Babies More Than Twice As Likely To Suffer From Colic If Moms Have Migraines

Tue, February 21, 2012 10:44pm EDT by Add first Comment
Babies Colic Study

The ultimate torture for migraine sufferers — a baby with colic! A recent study reveals babies are two and a half times more likely  to have colic if their moms are suffering from migraines.

In the University of California—San Francisco study, Doctor Amy Gelfand, a child neurologist with the Headache Centre at UCSF,  surveyed 154 new mothers bringing their 2-month-old babies for check ups to try and figure out the cause of colic among infants, according to The Daily Mail. Two months old is a crucial age because it is when colic — excessive crying —typically happens.

“If we can understand what is making the babies cry, we may be able to protect them from this very dangerous outcome,” says Gelfand.

Colic has usually been associated with gastrointestinal problems, yet research has shown no link between the two. Finding a cause is very important because researchers say excessive crying is one of the most common reasons for shaken baby syndrome. This can then cause brain damage, severe disability and even death.

The mothers who participated were surveyed about their babies’ crying patterns and their history of migraines. The mothers who did suffer from migraines were two-and-a-half times more likely to have babies that suffer from colic.

Results showed that 29 percent of infants whose mothers had migraines had colic compared to 11 percent of babies whose mothers did not have migraines.

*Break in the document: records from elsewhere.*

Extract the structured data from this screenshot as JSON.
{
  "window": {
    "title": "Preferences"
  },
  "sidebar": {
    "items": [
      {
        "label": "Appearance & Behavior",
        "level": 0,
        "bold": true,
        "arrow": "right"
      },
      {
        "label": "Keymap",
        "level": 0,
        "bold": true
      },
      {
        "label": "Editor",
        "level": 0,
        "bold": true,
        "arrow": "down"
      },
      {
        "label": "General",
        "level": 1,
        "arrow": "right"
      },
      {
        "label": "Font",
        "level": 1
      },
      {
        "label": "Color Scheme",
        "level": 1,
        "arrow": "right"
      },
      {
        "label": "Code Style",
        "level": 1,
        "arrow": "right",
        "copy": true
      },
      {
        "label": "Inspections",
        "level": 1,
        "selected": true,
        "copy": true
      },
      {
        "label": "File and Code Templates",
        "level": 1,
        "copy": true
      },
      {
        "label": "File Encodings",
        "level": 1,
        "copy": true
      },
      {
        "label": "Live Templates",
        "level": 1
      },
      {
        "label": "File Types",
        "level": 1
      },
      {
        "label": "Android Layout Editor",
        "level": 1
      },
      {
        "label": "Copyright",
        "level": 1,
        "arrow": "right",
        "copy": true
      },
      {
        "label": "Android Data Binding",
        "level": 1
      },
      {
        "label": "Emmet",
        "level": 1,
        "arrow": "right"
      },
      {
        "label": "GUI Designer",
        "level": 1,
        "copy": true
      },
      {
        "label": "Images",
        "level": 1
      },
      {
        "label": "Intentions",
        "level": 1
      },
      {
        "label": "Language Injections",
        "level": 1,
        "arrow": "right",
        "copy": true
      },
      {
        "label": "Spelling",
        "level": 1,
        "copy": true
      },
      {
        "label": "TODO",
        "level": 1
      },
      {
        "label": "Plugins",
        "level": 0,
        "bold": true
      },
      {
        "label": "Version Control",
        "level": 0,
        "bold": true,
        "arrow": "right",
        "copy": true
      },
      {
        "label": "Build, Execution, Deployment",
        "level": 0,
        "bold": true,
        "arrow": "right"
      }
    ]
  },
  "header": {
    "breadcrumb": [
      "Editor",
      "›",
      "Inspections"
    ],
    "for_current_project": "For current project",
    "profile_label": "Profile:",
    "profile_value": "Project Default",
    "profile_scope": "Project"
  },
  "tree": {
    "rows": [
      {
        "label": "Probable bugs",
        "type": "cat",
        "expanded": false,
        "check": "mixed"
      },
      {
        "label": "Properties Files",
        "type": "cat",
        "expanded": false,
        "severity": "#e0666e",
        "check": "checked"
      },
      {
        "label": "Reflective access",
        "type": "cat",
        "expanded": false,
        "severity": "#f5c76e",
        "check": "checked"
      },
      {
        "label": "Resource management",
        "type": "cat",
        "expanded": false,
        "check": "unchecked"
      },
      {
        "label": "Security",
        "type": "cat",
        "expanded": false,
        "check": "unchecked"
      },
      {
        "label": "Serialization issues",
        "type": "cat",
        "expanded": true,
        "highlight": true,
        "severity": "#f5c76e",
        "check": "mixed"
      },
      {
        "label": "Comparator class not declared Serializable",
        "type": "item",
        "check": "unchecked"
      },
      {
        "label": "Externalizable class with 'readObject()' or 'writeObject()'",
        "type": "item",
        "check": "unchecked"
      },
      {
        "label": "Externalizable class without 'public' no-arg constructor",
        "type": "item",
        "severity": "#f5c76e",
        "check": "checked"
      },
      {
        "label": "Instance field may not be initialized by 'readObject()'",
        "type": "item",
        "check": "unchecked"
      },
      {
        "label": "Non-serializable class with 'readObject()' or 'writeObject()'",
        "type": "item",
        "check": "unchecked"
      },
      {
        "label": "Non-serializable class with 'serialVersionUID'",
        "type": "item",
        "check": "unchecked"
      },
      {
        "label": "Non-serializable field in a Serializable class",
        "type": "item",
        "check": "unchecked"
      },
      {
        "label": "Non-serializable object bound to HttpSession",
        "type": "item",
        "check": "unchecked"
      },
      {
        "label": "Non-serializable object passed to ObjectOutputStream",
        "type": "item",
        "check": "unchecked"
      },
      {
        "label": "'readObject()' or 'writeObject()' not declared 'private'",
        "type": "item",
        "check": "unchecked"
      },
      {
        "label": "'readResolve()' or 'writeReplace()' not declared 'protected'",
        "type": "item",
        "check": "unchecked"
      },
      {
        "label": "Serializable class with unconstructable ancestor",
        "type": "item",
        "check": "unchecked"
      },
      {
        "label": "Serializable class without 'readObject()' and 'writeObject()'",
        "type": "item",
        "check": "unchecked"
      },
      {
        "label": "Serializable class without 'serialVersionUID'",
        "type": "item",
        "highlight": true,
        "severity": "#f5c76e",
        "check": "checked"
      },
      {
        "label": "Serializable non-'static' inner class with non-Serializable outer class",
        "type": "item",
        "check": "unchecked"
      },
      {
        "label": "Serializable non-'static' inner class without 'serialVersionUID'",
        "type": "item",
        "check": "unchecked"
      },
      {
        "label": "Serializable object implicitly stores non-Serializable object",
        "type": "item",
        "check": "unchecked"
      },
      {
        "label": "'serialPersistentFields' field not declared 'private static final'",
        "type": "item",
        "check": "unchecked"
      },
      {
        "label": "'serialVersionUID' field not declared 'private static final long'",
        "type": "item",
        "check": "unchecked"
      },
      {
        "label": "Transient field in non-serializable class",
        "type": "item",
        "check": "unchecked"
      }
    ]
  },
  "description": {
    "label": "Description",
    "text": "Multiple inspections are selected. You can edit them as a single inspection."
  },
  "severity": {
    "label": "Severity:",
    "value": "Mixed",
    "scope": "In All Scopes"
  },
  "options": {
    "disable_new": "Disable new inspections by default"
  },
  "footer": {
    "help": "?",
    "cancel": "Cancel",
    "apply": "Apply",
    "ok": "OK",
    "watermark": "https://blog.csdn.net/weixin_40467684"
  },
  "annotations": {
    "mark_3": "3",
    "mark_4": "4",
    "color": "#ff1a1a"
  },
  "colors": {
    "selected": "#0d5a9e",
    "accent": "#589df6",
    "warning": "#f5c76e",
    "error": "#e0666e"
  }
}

“Since migraine is a highly genetic disorder, our study suggests infant colic may be an early sign a child may be predisposed toward migraine headache later in life,” Gelfand told the American Academy of Neurology.

Just like people with migraines, babies with colic may be more sensitive to stimuli in their environment. The next step in the study will be to look at babies who suffer from colic as they get older and check to see if they develop other periodic syndromes, like migraines.

Dr Gelfand will be presenting these findings at the American Academy of Neurology’s 64th annual meeting in New Orleans in April.